A recent narrative review focusing on factors that influence engagement with NPIs found that women, more highly educated people, older people, married people, and those with worse self-rated health were more likely to engage with use of face masks.(17) Our analyses adjusted for most of these factors, although we did not adjust for marital status or ‘self-rated health’. More generally, there was widespread acceptance of the need to adopt NPIs. Perceived severity of the pandemic and personal risk were key factors influencing willingness to adhere. Interestingly, a narrative review conducted several years before the pandemic found greater perceived willingness to accept measures like handwashing and ‘respiratory hygiene’ than mask wearing and personal distancing.(18)

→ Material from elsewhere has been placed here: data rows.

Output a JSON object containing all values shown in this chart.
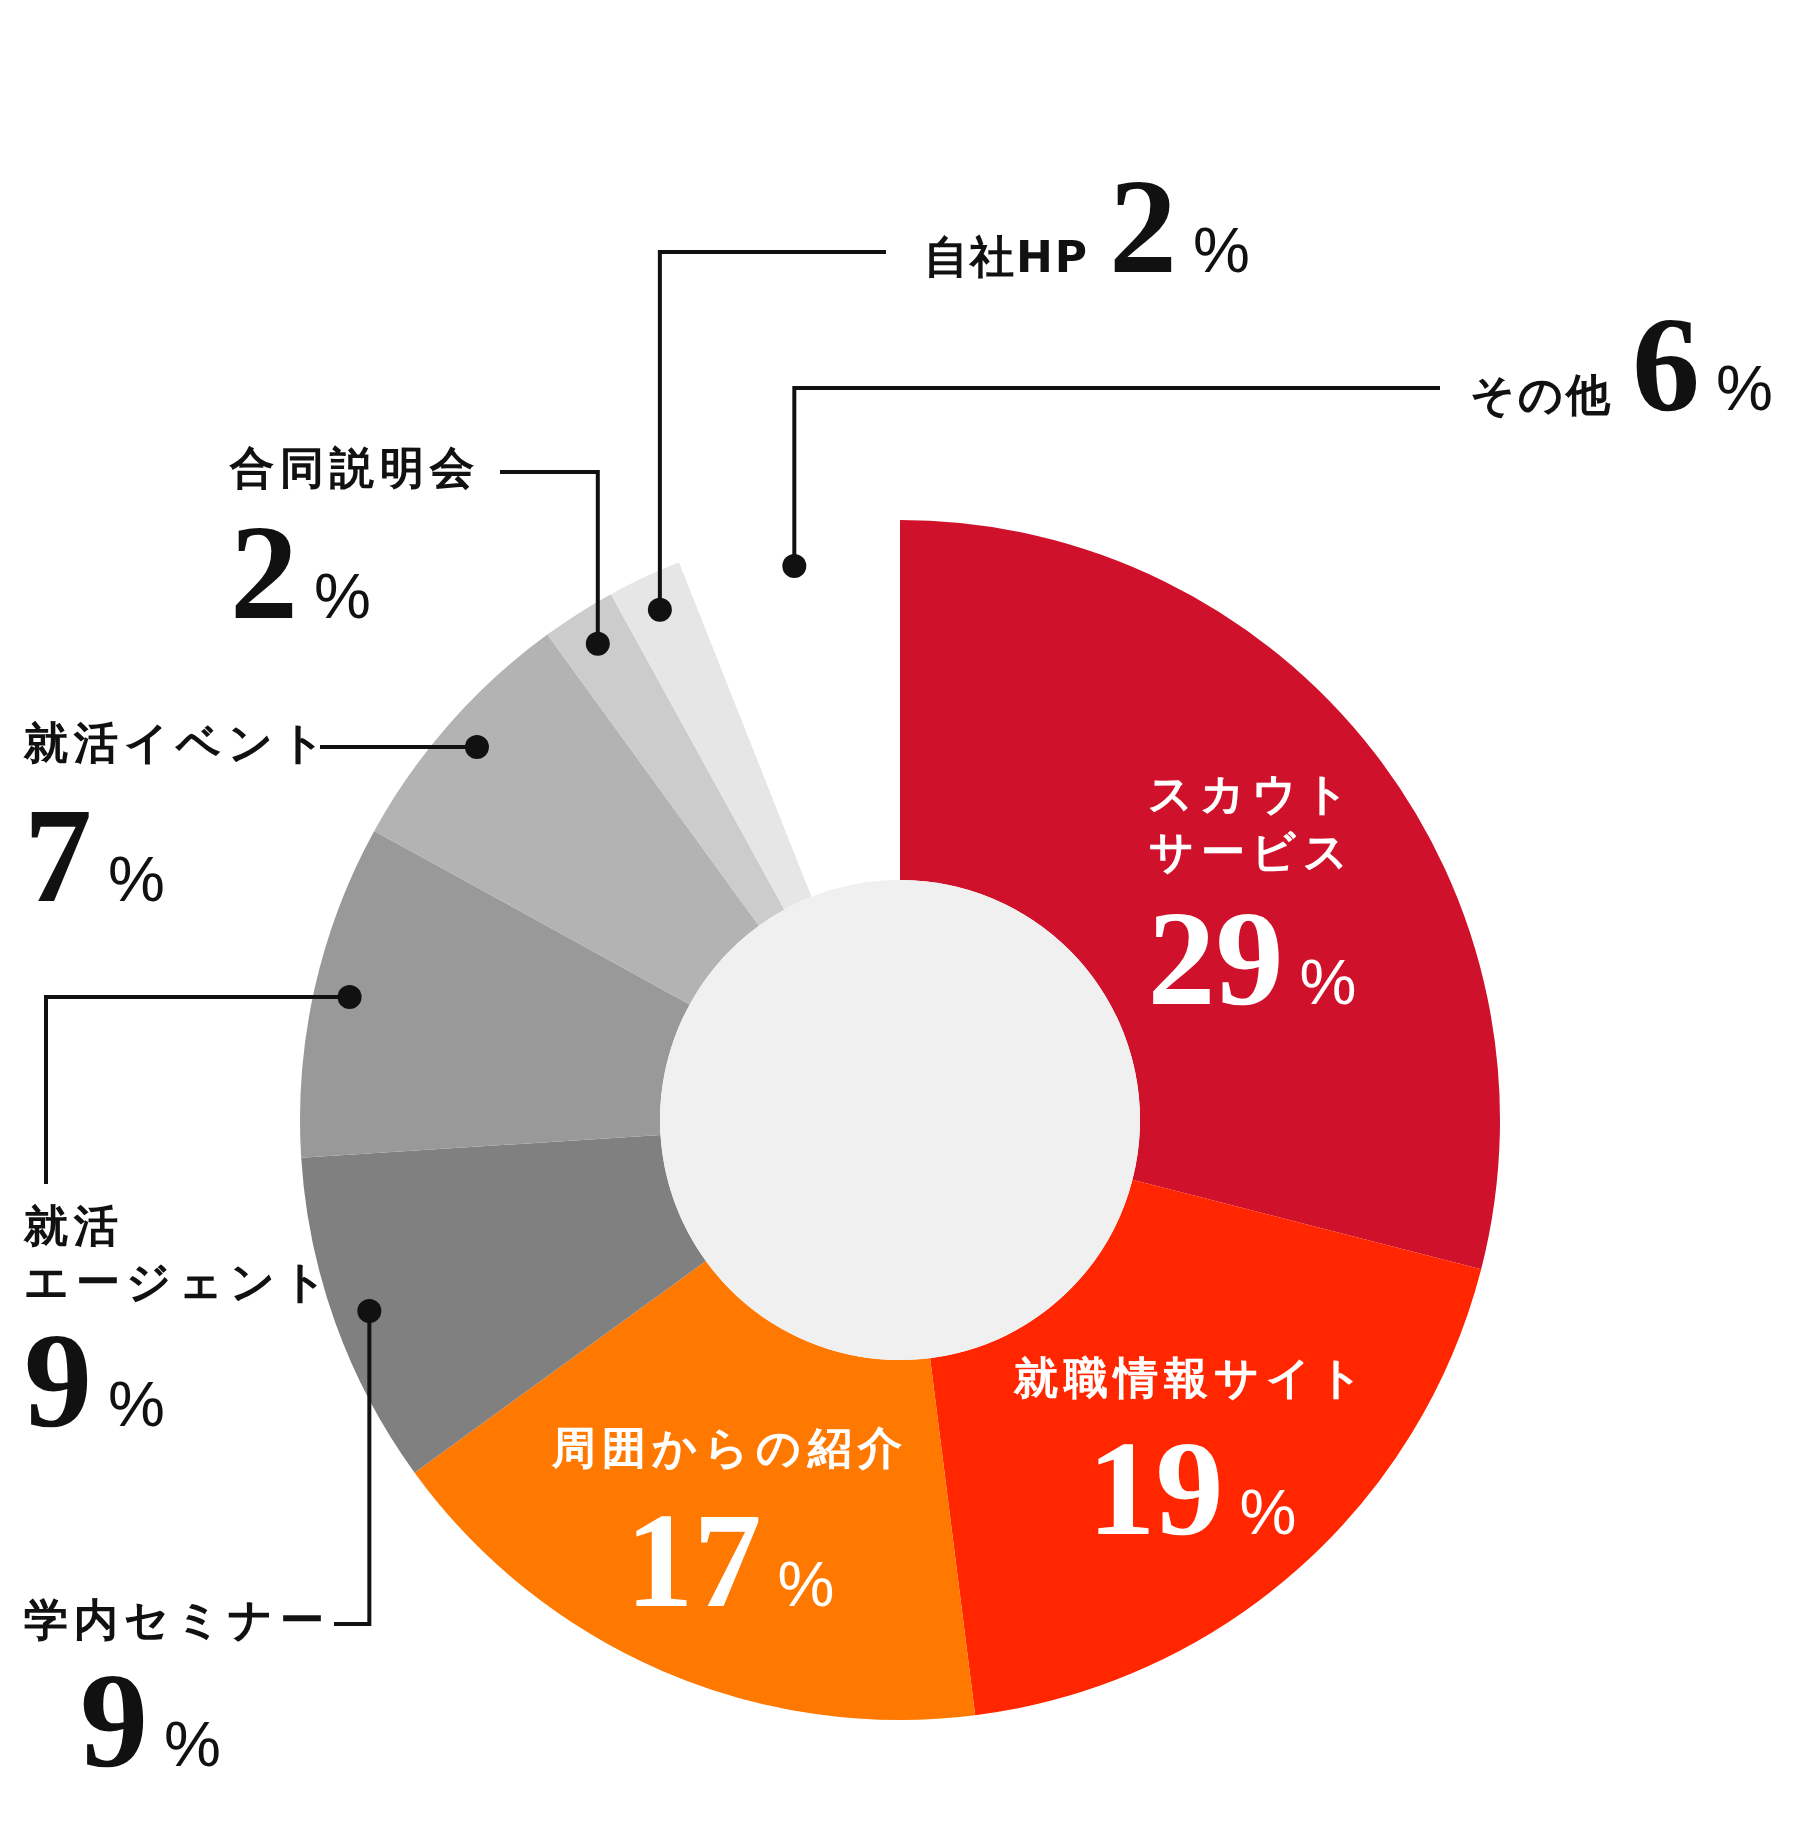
{
  "chart_data": {
    "type": "donut",
    "categories": [
      "スカウトサービス",
      "就職情報サイト",
      "周囲からの紹介",
      "学内セミナー",
      "就活エージェント",
      "就活イベント",
      "合同説明会",
      "自社HP",
      "その他"
    ],
    "values": [
      29,
      19,
      17,
      9,
      9,
      7,
      2,
      2,
      6
    ],
    "colors": [
      "#d0112b",
      "#ff2600",
      "#ff7800",
      "#808080",
      "#999999",
      "#b3b3b3",
      "#cccccc",
      "#e6e6e6",
      "#ffffff"
    ],
    "value_labels": [
      "29%",
      "19%",
      "17%",
      "9%",
      "9%",
      "7%",
      "2%",
      "2%",
      "6%"
    ]
  }
}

Strengths of our study include our broad and inclusive approach to recruitment, large number of participants, rigorous criteria for defining COVID-19 illness, and detailed data on sociodemographic and medical factors that could be controlled for in the model. Community testing for COVID-19 was virtually non-existent in the UK at the start of the pandemic, and only became widely available in the autumn of 2020. Therefore, it was not possible to base our case definition only on positive test results for our primary analysis. However, we did take a rigorous approach, using a respiratory illness with a positive swab test result for COVID-19 OR a respiratory illness during the pandemic that was associated with both fever AND loss of smell or taste for our primary analysis, and conducting a secondary analysis using only those with a positive test result as cases.
The main weakness of our study is that we used retrospective self-reported data. Almost all studies of public health measures are observational and use self-report data as it is very difficult to randomise people to follow (and continue to adhere to) different public health measures. We have already discussed the risk of recall bias associated with this approach, but we believe that recall bias is unlikely to explain the reduced risk of COVID-19 in those who described handwashing on arriving home, wearing a face mask and social distancing, or the difference in risk between handwashing on arriving home and handwashing before meals. Confounding is the other major risk associated with observational studies such as this. However, we were able to measure and adjust for all key known confounders and many other potential confounders. Although we cannot exclude some residual confounding, this is unlikely to explain the large effects observed in our study. The “other behaviours” in this analysis includes a heterogeneous group of behaviours, including exercise, nutritional supplements and herbal remedies. It is possible that some of these behaviours may be associated with reduced odds of COVID-19 when explored individually.